Agent > The capital of France is Paris.

Completed in 1.2s

Configuration Options

The OpenAI Agents SDK supports various configuration options when creating an Agent:
from agents import Agent

agent = Agent(
    name="assistant",
    instructions="You are a helpful assistant.",
    model="gpt-4o",              # Model to use
    temperature=0.7,              # Sampling temperature
    max_tokens=4096,              # Maximum tokens per response
)

Model Selection

  • gpt-4o - GPT-4 Omni (recommended)
  • gpt-4-turbo - GPT-4 Turbo
  • gpt-3.5-turbo - GPT-3.5 Turbo (faster, cheaper)

Adding Tools

The OpenAI Agents SDK supports function calling for tools.
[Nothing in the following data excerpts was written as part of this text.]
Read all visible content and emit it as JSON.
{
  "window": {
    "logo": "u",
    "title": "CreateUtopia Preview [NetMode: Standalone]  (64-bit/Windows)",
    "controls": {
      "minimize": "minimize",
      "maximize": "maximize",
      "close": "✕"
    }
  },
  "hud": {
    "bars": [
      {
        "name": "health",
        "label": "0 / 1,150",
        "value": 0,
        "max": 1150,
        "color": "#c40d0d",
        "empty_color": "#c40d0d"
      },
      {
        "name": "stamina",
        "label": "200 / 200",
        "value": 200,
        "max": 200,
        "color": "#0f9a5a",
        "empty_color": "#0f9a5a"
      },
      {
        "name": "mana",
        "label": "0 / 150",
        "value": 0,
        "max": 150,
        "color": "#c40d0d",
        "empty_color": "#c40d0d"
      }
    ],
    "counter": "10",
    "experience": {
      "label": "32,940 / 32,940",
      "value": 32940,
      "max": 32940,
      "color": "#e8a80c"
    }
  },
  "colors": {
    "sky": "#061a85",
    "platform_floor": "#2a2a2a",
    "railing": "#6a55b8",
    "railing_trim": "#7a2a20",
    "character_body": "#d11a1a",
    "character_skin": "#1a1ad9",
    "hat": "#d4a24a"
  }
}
Here’s an example with a custom tool:
agent.py
from agents import Agent, Runner, tool

@tool
def get_weather(location: str) -> str:
    """Get the current weather for a location.
    
    Args:
        location: The city name
    
    Returns:
        Weather description
    """
    # Your weather API logic here
    return f"The weather in {location} is sunny."

agent = Agent(
    name="weather-assistant",
    instructions="You are a helpful weather assistant.",
    tools=[get_weather],
)

while True:
    try:
        user_input = input()
    except EOFError:
        break
    result = Runner.run_sync(agent, user_input)
    print(result.final_output)

Async Support

For better performance with I/O operations, use the async runner:
agent.py
import asyncio
from agents import Agent, Runner

agent = Agent(
    name="assistant",
    instructions="You are a helpful assistant.",
)

async def main():
    while True:
        try:
            user_input = input()
        except EOFError:
            break
        result = await Runner.run(agent, user_input)
        print(result.final_output)

asyncio.run(main())

Deployment Configuration

Create a superserve.yaml file for advanced deployment options:
superserve.yaml
name: chatbot
command: python agent.py
secrets:
  - OPENAI_API_KEY
ignore:
  - "*.pyc"
  - __pycache__
  - .git
Then deploy with:
superserve deploy

Dependencies

Create a requirements.txt with your dependencies:
requirements.txt
openai-agents
requests
python-dotenv
Or use pyproject.toml:
pyproject.toml
[project]
name = "my-chatbot"
version = "0.1.0"
dependencies = [
    "openai-agents",
    "requests",
    "python-dotenv",
]
Superserve automatically installs dependencies during deployment.

Session Persistence

The /workspace directory persists across turns and restarts. Here’s an example that saves conversation history:
agent.py
import json
from pathlib import Path
from agents import Agent, Runner

# Persistent storage
WORKSPACE = Path("/workspace")
HISTORY_FILE = WORKSPACE / "conversation_history.json"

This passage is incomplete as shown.